PETER CAREY : PERANG JAWA DAN CIKAL BAKAL GERAKAN KEBANGSAAN



 Dok : Bedah Buku "Kuasa Ramalan ; Peter Carey" Rabu, 25 April 2012
Gedung Bale Santika Universitas Padjadjaran Jatinangor

 Dok : Bedah Buku "Kuasa Ramalan ; Peter Carey" Rabu, 25 April 2012Gedung Bale Santika Universitas Padjadjaran Jatinangor

Ihwal cikal bakal gerakan kebangsaan ini disadari oleh Frans Gerhardus Valck (1977 – 1842), seorang pejabat tinggi Belanda yang pernah berdinas di sejumlah keresidenan di Jawa tengah-selatan selama dua dasawarsa yang mencakup masa perang Jawa dan sesudahnya.
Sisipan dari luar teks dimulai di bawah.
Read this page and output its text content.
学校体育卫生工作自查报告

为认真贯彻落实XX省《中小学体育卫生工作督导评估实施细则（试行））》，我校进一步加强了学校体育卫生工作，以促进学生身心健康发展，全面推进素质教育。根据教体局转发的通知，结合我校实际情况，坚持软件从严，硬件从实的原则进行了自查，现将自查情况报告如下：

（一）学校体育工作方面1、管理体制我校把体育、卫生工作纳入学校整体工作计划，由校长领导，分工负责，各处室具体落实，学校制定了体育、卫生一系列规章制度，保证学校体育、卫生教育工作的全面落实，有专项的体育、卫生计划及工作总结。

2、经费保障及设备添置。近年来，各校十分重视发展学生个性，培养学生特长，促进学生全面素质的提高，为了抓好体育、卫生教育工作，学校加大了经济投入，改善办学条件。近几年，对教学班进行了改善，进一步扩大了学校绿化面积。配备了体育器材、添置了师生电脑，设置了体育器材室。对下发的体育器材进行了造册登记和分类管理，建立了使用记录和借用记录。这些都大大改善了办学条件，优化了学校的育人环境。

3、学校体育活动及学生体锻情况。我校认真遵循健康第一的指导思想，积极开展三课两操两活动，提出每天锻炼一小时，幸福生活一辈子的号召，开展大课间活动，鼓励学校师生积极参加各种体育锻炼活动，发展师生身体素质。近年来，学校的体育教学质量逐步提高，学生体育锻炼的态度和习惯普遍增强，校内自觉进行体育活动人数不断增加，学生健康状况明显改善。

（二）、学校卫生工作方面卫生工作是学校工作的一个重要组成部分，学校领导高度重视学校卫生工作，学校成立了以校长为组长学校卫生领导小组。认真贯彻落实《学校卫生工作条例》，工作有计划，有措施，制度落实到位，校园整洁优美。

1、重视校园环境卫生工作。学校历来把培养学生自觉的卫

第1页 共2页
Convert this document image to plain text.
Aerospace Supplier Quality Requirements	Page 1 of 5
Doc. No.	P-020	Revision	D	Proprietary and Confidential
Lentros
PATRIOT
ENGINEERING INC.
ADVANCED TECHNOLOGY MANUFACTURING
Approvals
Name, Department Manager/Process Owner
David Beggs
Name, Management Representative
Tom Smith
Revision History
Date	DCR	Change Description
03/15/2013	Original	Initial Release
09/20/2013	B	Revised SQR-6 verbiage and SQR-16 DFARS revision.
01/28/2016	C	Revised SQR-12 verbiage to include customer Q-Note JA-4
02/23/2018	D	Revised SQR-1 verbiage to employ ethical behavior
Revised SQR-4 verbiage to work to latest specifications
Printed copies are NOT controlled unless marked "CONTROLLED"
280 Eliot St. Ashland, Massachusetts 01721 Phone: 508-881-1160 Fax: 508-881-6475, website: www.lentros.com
Beginilah ia menulis pada 1840 :
“Masa tugas (saya) selama hampir dua puluh tahun di berbagai keresidenan telah memberi saya pelajaran bahwa semangat rakyat biasa Jawa bersifat menentang kita, bukan karena kita orang Belanda memperlakukan dia dengan buruk tapi dia diresapi rasa kebangsaan .......... kendati segala keuntungan yang ia dapat dari kita, ia tidak dapat meniadakan hasrat untuk diperintah oleh penguasanya sendiri meski mereka mungkin akan memerintah dengan lebih buruk (dari pada kita) ...... ia terus saja melihat dalam diri kita sosok penguasa asing yang zalim, yang sangat berbeda dengan dirinya secara moral, adat–istiadat agama, cara berpakaian, dst. Sekadar melihat orang Eropa saja sudah mengingatkan dia akan suasana yang sarat penghinaan (dan) ia tidak tahan untuk menatap benci dan memandang rendah manakala ia merasa dapat berbuat demikian tanpa dihukum.”.
Valck bukan satu-satunya yang berpandangan demikian. Pengamat yang jeli, seperti ahli hukum Willem van Hogendorp (1795 – 1838), yang bertugas sebagai pejabat tinggi dalam pemerintahan Komisaris – Jenderal L.P.J. du Bus de Gisignies (menjabat, 1826 – 1830) selama Perang Jawa, mengungkapkan kecemasannya dalam surat menyurat dengan ayahnya pada tahun 1827 – 1829.
Benang merah “nasionalisme” yang anti–Belanda ini, jika disebut demikian dalam masalah sedini itu, akan dipaparkan lebih jauh dalam Perang Jawa. Kerawanan budaya yang merupakan dampak imperialisme Eropa yang baru pada awal abad kesembilan belas atas Jawa tengah-selatan merupakan salah satu pokok kajian buku Kuasa Ramalan. Selain itu, buku itu juga berusaha memberi penjelasan atas berbagai peristiwa dari sudut pandang tokoh utamanya, Diponegoro. Sebagai tokoh peralihan yang menentukan, ia hidup selama terjadi perubahan dari tatanan lama Jawa abad kedelapan belas ke masa “kolonial tinggi” yang berlandaskan revolusi rangkap di bidang politik dan industri yang mengubah Eropa selama masa hidupnya.
Dalam banyak hal, Diponegoro yang merupakan tokoh tradisional yang secara mendalam meresapkan nilai-nilai budaya Jawa pra-moderen, khususnya nilai-nilai lingkungan keraton-keraton Jawa tengah–selatan, juga mewartakan masa depan. Dalam hal ini orang merujuk penggunaan Islam Jawa yang dilakukannya, khususnya tradisi mesianismenya, sebagai cara menempa jati diri baru bagi kaum muslim Jawa di masa runtuhnya tatanan Jawa lama. Diponegoro hidup dalam suatu dunia yang terpisah oleh jurang yang semakin dalam antara mereka yang siap menyesuaikan diri dengan manfaat Eropa baru dan mereka yang memandang tatanan nilai Islami (agama Islam) sebagai kaidah hidup dalam suatu masyarakat yang telah kehilangan pegangan tradisionalnya. 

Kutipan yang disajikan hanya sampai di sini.